Getting and Cleaning Data Course Project
This file describes the goals of the poject and the steps taken by the run_analysis.R script.
The project requires data from http://archive.ics.uci.edu/ml/datasets/Human+Activity+Recognition+Using+Smartphones which can be downloaded as a zip file here: https://d396qusza40orc.cloudfront.net/getdata%2Fprojectfiles%2FUCI%20HAR%20Dataset.zip
Please place the unzipped files into a directory named "Getting and Cleaning Data Peer Assessment", or if you would prefer another directory adjust the code accordingly. Please then create a sub-directory called Original_Data and place the unzipped files there. This will allow you to separate the files you generate from the original working files. Then set the "Getting and Cleaning Data Peer Assessment" as your working directory.
Source the run_analysis.R script. This will do the operations in the project description. There are 5 steps 1). Use rbind to combine the appropriate test and train data sets. For example, the X_test.txt file and x_train.txt file will be combined to create one file containing the x data (observations). There should be three files when you are done.
2). In this part of the script, run_analysis.R will take the features.txt file and extract the features that include mean() and std() as a numeric vector. Note, the number of columns in this subset will vary depending on the regular expression used. I chose to use mean() and std() resulting in 79 columns. This avoids using the angle measurements such as gravityMean. Next we will use the numeric subset of features to create a subset of the data (X files) that corresponds to the features including mean() and std(). This should result in a new X dataset where the only columns are those including mean() and std(). The names of the columns will then be properly formatted.
3). Next we will take the activity_labels.txt and properly format the text in column 2 to be ready for use. These labels each correspond to a numeric value in our y dataset from earlier, for example 1 = "walking". We add a column to the yLabel data frame and then using a cascading series of "if else" statements we replace NA in the yLabel dataset with the appropriate activity label. So if yLabel[1,1] = 1 then we set yLabel[1,2] = "walking" Finally we change the name in the y data to "activity_ID" and "activity"

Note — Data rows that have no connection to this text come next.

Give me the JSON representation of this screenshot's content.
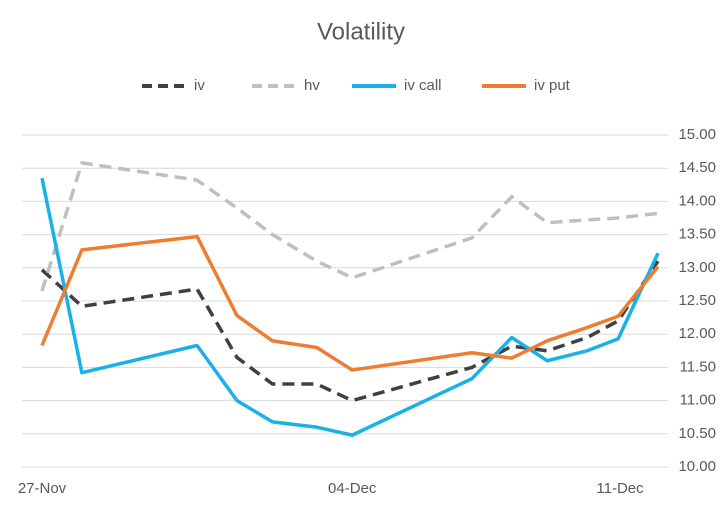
{
  "chart_data": {
    "type": "line",
    "title": "Volatility",
    "x": [
      0,
      0.9,
      3.5,
      4.4,
      5.2,
      6.2,
      7,
      9.7,
      10.6,
      11.4,
      12.3,
      13.0,
      13.9
    ],
    "xlim": [
      0,
      13.9
    ],
    "xticks": [
      {
        "value": 0,
        "label": "27-Nov"
      },
      {
        "value": 7,
        "label": "04-Dec"
      },
      {
        "value": 14,
        "label": "11-Dec"
      }
    ],
    "ylim": [
      10,
      15
    ],
    "yticks": [
      {
        "value": 10,
        "label": "10.00"
      },
      {
        "value": 10.5,
        "label": "10.50"
      },
      {
        "value": 11,
        "label": "11.00"
      },
      {
        "value": 11.5,
        "label": "11.50"
      },
      {
        "value": 12,
        "label": "12.00"
      },
      {
        "value": 12.5,
        "label": "12.50"
      },
      {
        "value": 13,
        "label": "13.00"
      },
      {
        "value": 13.5,
        "label": "13.50"
      },
      {
        "value": 14,
        "label": "14.00"
      },
      {
        "value": 14.5,
        "label": "14.50"
      },
      {
        "value": 15,
        "label": "15.00"
      }
    ],
    "grid": true,
    "legend": "top",
    "series": [
      {
        "name": "iv",
        "color": "#404040",
        "dash": true,
        "values": [
          12.97,
          12.42,
          12.68,
          11.65,
          11.25,
          11.25,
          11.0,
          11.5,
          11.82,
          11.75,
          11.95,
          12.2,
          13.1
        ]
      },
      {
        "name": "hv",
        "color": "#bfbfbf",
        "dash": true,
        "values": [
          12.65,
          14.58,
          14.32,
          13.9,
          13.5,
          13.1,
          12.85,
          13.45,
          14.07,
          13.68,
          13.72,
          13.75,
          13.82
        ]
      },
      {
        "name": "iv call",
        "color": "#1ab0e8",
        "dash": false,
        "values": [
          14.35,
          11.42,
          11.83,
          11.0,
          10.68,
          10.6,
          10.48,
          11.33,
          11.95,
          11.6,
          11.75,
          11.93,
          13.22
        ]
      },
      {
        "name": "iv put",
        "color": "#ed7d31",
        "dash": false,
        "values": [
          11.83,
          13.27,
          13.47,
          12.28,
          11.9,
          11.8,
          11.46,
          11.72,
          11.64,
          11.9,
          12.1,
          12.27,
          13.02
        ]
      }
    ]
  }
}
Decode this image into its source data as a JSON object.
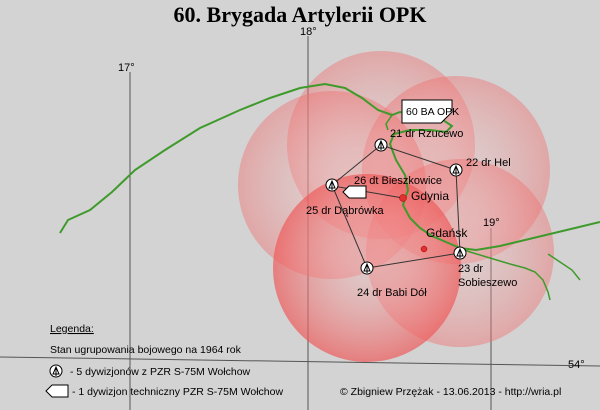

4). Then we will change the name of the subjects column to "subject". Now all the data is properly formatted and we create a dataset called cleanResult, which is generated by column binding the subjects, yLabel, and dataX datasets.
5). Finally, we want to generate the average of each variable by subject and activity. Taking our cleanResult dataset from earlier, we use the melt() function from the reshape2 package to produce a long-format dataset with subject, activity_ID, and activity as ids. Then we call the dcast() function which returns a wide-format dataset using subject, activity_ID, and activity as ids and using the mean() function to aggregate the data. This final tidy dataset is written to the working directory as a text file
At the conclusion of the script you should see a text file called "final_Tidy_Means.txt" in your working directory, containing the average of each variable for each activity and each subject in a tidy format.